I now have a travel router for attaching my devices via WiFi, and which provides WAN via either Ethernet, WLAN, or cellular, whatever is available locally. It builds a Wireguard VPN to my home net, and if my wife runs out of memory with her non-extensible phone she can dump photos to the router's SD card via SMB (Samba) or FTP.

The inbuild battery can be used as a power bank, but it really does not have much energy to spare. With power hungry stuff like LTE operating, the battery powers just the router for only about 4 to 5 hours. Here it really becomes obvious how smartphones are optimised for power-efficiency.

Three points that I want to work on more:
a.) There is no way to see the cellular signal level, not even from LuCI; I'd like to use the LTE LED to not just show if the device is connected, but also show the signal strength.
b.) Battery run time is rather short, I'd like to install some power saving machinery to extend it.
c.) Changing the WAN WLAN is a PITA, as each time you have to set up the updated credentials, even if the WLAN to log in was used many times before, so I really want some kind of WLAN credentials management.

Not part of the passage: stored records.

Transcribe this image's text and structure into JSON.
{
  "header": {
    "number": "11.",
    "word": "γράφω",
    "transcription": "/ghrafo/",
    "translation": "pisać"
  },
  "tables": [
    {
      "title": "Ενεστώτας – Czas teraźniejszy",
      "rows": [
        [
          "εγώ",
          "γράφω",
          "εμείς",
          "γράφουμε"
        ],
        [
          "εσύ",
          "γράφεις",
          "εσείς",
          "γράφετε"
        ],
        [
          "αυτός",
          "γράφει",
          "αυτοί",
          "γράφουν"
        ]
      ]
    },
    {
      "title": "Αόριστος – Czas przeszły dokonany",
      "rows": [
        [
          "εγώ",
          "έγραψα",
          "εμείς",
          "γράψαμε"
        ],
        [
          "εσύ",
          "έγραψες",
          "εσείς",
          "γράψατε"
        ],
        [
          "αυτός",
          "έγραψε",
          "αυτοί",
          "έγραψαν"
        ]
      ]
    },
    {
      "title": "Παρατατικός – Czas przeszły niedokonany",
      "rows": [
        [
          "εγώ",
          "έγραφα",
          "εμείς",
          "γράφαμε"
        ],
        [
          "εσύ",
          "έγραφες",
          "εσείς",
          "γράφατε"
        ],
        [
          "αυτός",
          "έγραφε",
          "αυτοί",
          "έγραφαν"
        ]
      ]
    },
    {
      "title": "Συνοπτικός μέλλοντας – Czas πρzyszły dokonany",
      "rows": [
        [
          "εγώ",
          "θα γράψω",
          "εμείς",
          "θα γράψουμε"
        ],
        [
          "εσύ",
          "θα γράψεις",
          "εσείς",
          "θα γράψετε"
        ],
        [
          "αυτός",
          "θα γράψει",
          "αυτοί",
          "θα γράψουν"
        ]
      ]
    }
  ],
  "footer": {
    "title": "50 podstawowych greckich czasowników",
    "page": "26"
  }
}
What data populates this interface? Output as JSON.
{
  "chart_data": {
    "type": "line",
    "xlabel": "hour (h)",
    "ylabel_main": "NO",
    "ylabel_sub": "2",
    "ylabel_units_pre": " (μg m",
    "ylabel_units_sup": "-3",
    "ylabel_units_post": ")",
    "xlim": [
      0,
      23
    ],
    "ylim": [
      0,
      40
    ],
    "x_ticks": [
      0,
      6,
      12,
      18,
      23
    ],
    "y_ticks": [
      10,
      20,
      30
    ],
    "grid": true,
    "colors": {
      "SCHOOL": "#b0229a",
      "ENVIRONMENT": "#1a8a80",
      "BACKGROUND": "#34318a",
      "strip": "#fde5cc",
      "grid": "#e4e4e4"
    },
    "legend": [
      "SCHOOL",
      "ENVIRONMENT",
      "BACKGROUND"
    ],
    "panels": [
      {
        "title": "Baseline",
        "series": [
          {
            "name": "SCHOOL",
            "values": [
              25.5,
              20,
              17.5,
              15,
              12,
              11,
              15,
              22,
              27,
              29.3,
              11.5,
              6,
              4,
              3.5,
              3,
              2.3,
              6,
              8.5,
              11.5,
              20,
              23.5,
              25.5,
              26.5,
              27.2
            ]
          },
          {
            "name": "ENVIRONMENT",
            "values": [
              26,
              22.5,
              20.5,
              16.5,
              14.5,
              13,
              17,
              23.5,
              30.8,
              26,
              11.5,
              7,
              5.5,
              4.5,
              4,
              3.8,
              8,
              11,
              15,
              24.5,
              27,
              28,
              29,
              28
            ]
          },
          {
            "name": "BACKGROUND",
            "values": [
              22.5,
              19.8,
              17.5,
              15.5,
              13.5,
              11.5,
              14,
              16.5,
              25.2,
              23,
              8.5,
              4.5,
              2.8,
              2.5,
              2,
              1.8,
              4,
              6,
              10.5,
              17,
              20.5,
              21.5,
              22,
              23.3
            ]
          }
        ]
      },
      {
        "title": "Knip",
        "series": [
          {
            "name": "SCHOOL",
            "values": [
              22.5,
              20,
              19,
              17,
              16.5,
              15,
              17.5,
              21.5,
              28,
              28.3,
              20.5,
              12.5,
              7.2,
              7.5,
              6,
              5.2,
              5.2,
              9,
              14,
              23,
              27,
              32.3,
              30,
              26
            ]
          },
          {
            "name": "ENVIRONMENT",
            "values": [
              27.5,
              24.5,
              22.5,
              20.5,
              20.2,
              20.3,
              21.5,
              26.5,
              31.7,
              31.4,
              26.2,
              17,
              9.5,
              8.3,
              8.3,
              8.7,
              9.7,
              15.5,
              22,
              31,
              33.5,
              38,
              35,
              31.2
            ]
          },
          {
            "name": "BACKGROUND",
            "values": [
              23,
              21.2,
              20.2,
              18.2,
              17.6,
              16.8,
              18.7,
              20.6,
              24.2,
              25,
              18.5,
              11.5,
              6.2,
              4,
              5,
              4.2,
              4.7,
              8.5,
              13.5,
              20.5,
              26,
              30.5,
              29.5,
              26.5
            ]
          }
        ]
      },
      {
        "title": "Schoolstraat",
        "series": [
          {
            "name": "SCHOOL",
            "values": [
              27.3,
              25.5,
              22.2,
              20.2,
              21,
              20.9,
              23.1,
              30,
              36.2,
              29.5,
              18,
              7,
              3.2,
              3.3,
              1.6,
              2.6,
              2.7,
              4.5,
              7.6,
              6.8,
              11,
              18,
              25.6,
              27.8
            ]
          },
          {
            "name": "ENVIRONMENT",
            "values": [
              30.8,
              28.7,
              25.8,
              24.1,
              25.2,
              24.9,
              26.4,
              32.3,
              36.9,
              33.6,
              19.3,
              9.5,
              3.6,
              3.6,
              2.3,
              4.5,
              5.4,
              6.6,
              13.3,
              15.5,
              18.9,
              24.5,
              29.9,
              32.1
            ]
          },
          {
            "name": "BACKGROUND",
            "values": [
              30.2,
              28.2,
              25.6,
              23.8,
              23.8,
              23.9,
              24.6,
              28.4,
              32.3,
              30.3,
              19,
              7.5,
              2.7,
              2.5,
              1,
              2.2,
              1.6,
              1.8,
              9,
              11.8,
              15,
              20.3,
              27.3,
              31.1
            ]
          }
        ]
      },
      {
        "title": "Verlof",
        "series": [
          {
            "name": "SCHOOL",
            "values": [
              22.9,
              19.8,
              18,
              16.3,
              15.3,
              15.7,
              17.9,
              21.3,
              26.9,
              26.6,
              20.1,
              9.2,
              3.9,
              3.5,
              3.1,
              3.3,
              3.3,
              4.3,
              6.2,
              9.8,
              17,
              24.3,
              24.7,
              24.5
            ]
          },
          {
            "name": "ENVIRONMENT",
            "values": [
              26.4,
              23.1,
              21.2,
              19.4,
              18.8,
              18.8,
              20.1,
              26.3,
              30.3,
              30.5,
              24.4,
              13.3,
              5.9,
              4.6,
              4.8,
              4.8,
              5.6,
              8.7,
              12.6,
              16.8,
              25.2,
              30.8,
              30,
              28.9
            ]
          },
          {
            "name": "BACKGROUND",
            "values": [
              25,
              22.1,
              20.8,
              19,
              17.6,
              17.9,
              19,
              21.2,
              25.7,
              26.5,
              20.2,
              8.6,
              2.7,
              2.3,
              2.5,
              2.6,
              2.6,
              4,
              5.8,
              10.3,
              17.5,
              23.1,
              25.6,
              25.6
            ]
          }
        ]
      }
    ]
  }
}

Please open new topics for questions regarding configuration of your device.

Thanks!

https://github.com/jordi-pujol/wwanHotspot/

and https://github.com/openwrt/packages/blob/master/net/travelmate/files/README.md

In this post you are replying to I did not answer any questions. There are no question marks. I posted a list of work items on my agenda. On the same day I posted my agenda I did also write a question regarding item a) in a new thread in the Installing-and-Using Forum.

Thanks for mentioning these, even though I had already found the first a while ago, and the second only today. :grinning: I will investigate them in time.

I'm currently working on a script that reads the WWAN signal level, and sets LED action. The LTE LED is a single dual colour (red/green) LED. My plan is to use the netdev trigger on the LED (flicker to indicate traffic), and indicate strength by colour (red=bad, yellow=fair, green=good)

After that I want to try creating a LuCI status page showing cellular network details (type of connection (LTE, UMTS, GSM), signal strength and reference signal received data in [dbm], signal to noise ratio. Lua is new for me, so that's gonna be interesting.